Sunday, August 31, 2025

PT-3 “Themes” (Intro to Jonah)

 

SPIRITUAL DIARY FOR 8/31/2025 8:09 AM

My Worship Time                                                                                      Focus: PT-3 “Themes”

            In today’s SD, I continue to look into the intro to Jonah what John MacArthur calls “Themes” and there are seven different titles that we will be looking at, and today we will begin with the theme of “Salvation of Gentiles”

SALVATION OF GENTILES

            “The main thrust of the book of Jonah deals with God’s saving love for Gentiles.  The very first words of God’s commission to Jonah (‘Arise, go’) demonstrate the heart of Yahweh for those outside of Israel (Jonah 1:2).  Instead of immediately judging the Ninevites for their wickedness, the Lord showed them grace by giving them a warning (1:2; 3:2); and instead of abandoning them when Jonah refused to go (1:4), God persisted until His reluctant servant submitted and went (3:3).  Throughout Jonah’s journeys, the Lord saved the Gentiles that the prophet encountered, from the sailors (1:16) to the Ninevites (3:10).  The entire plot of Jonah is driven by the unrelenting compassion of God for those outside of Israel.

            “The book of Jonah, moreover, defends God’s love for the Gentiles.  This narrative exposes the hypocrisy of Jonah who loved divine grace when his life was spared (1:17), but who hated divine grace when his enemies were delivered (4:1-2).  It  reveals Jonah’s pride in that he believed he was more deserving of God’s grace than the Gentiles, when in fact it was the sailors who feared Yahweh more than Jonah did (1:8-10, 16).  It discloses that Jonah’s hatred so twisted his theology that he called God’s mercy evil (4:1) and selfishly demanded to die (4:3).  No one has the prerogative to object to God’s grace (cf.
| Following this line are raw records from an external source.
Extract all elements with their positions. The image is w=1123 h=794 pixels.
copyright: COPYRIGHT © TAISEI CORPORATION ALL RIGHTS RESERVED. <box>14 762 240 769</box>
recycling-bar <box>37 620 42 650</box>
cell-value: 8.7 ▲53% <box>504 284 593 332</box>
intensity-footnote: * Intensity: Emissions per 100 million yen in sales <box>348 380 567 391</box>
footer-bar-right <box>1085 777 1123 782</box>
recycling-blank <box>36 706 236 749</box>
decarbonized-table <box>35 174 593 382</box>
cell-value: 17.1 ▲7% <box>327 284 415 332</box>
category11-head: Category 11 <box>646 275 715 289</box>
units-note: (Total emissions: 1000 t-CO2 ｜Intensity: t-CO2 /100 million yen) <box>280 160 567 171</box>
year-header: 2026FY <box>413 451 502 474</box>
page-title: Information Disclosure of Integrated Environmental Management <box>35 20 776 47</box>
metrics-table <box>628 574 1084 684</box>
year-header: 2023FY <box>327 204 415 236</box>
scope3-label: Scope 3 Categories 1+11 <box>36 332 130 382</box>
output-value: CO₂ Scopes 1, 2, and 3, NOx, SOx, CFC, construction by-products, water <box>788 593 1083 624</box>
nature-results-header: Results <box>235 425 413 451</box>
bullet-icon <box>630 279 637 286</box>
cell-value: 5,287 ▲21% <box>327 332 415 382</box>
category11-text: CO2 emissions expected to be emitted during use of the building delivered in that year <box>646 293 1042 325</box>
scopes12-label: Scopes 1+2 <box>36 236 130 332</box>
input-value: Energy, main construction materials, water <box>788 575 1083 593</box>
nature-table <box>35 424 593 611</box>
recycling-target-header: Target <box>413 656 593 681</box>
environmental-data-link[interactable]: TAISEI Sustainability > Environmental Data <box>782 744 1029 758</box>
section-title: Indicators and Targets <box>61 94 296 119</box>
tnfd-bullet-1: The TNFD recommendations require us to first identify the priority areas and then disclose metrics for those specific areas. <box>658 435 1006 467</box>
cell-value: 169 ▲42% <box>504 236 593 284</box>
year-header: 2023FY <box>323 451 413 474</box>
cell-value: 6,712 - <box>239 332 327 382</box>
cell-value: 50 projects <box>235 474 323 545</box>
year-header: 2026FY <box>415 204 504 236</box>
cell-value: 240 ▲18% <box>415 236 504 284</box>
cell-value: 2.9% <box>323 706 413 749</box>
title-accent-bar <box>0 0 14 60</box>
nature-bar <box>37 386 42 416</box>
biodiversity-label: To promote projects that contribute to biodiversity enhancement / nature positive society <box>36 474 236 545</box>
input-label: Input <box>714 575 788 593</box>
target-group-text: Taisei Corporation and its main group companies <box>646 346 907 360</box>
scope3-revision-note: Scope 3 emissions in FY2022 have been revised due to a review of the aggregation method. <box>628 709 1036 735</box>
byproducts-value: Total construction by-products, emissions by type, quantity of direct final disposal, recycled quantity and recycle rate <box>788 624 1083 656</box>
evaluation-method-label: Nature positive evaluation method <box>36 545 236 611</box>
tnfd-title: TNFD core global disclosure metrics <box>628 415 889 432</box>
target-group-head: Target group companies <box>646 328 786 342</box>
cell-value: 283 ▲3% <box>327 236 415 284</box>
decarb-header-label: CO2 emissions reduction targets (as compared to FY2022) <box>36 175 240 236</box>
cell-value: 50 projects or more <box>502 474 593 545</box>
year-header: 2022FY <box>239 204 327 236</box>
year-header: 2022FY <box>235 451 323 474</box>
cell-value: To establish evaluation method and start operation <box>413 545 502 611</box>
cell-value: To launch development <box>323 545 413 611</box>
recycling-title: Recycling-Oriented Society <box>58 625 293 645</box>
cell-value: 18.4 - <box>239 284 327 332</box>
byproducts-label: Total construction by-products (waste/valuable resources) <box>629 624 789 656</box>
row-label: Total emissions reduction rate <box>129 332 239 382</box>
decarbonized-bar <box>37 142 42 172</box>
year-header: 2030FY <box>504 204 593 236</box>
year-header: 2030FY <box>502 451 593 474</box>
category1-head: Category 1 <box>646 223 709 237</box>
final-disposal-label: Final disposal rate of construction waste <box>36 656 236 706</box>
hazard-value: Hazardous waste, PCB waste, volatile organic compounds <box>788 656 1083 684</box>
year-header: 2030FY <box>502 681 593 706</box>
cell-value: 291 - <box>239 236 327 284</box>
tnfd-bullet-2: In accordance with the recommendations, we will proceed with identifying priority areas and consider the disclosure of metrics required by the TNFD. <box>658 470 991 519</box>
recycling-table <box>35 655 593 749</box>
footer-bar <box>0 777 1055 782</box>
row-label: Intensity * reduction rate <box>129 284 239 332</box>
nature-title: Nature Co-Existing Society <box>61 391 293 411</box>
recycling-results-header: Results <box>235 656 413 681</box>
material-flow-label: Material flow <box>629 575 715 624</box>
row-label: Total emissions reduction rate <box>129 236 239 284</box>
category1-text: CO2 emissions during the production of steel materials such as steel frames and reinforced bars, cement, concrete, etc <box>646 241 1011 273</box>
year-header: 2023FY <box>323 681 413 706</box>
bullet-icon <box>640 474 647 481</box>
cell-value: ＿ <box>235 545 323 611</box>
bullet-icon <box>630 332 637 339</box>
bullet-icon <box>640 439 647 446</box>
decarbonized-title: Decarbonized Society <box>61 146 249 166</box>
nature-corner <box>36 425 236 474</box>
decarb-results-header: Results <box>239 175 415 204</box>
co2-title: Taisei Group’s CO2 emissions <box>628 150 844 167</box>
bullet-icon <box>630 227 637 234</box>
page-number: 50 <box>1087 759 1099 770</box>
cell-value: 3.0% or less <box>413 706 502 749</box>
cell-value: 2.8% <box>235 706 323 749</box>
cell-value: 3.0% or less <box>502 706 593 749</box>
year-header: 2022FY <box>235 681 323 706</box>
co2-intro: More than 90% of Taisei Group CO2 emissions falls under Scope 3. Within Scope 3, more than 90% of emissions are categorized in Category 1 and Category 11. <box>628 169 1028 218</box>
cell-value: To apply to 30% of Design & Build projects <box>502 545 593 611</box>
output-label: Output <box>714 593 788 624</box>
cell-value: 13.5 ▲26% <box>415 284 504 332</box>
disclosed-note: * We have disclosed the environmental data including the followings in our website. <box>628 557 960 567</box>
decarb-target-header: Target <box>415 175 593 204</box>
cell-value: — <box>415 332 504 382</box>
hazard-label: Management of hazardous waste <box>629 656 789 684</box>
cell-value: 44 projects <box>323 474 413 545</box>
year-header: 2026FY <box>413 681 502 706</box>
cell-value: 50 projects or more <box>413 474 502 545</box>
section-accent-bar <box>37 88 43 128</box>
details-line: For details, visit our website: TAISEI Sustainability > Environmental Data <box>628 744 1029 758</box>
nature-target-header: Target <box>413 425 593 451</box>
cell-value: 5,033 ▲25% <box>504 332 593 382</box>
Rom. 9:20-23), for all are sinners in need of salvation.  If one can rightly care about a plant that he neither toiled over nor caused to grow, then the Lord most certainly has the right to care for those He created in His own image (Jonah 4:10-11).

            “As noted above, this theme of God’s salvation of the Gentiles is so pervasive that it echoes throughout redemptive history.  Like Johan, Peter too would one day journey from Joppa to bring the gospel to the Gentiles (acts 10:1-23).  Paul also would travel on a ship through a storm while preaching God’s Word to the Gentiles (Acts 27:1-44).  They did this because Jesus had commissioned them, and all His disciples, to go throughout the world and proclaim the gospel (Matt. 28:18-20).  Thus, what God accomplished in the time of Jonah did not end with Jonah, Rather, God has continued to work out His saving purposes through history to the present, pointing sinners to the Lord Jesus Christ, the One who fulfilled the sign of Jonah through His death and resurrection (Matt. 12:39).”

            Lord willing we will look at the purpose and outline of this introduction to the book of Jonah from John MacArthur’s commentary in tomorrow’s SD.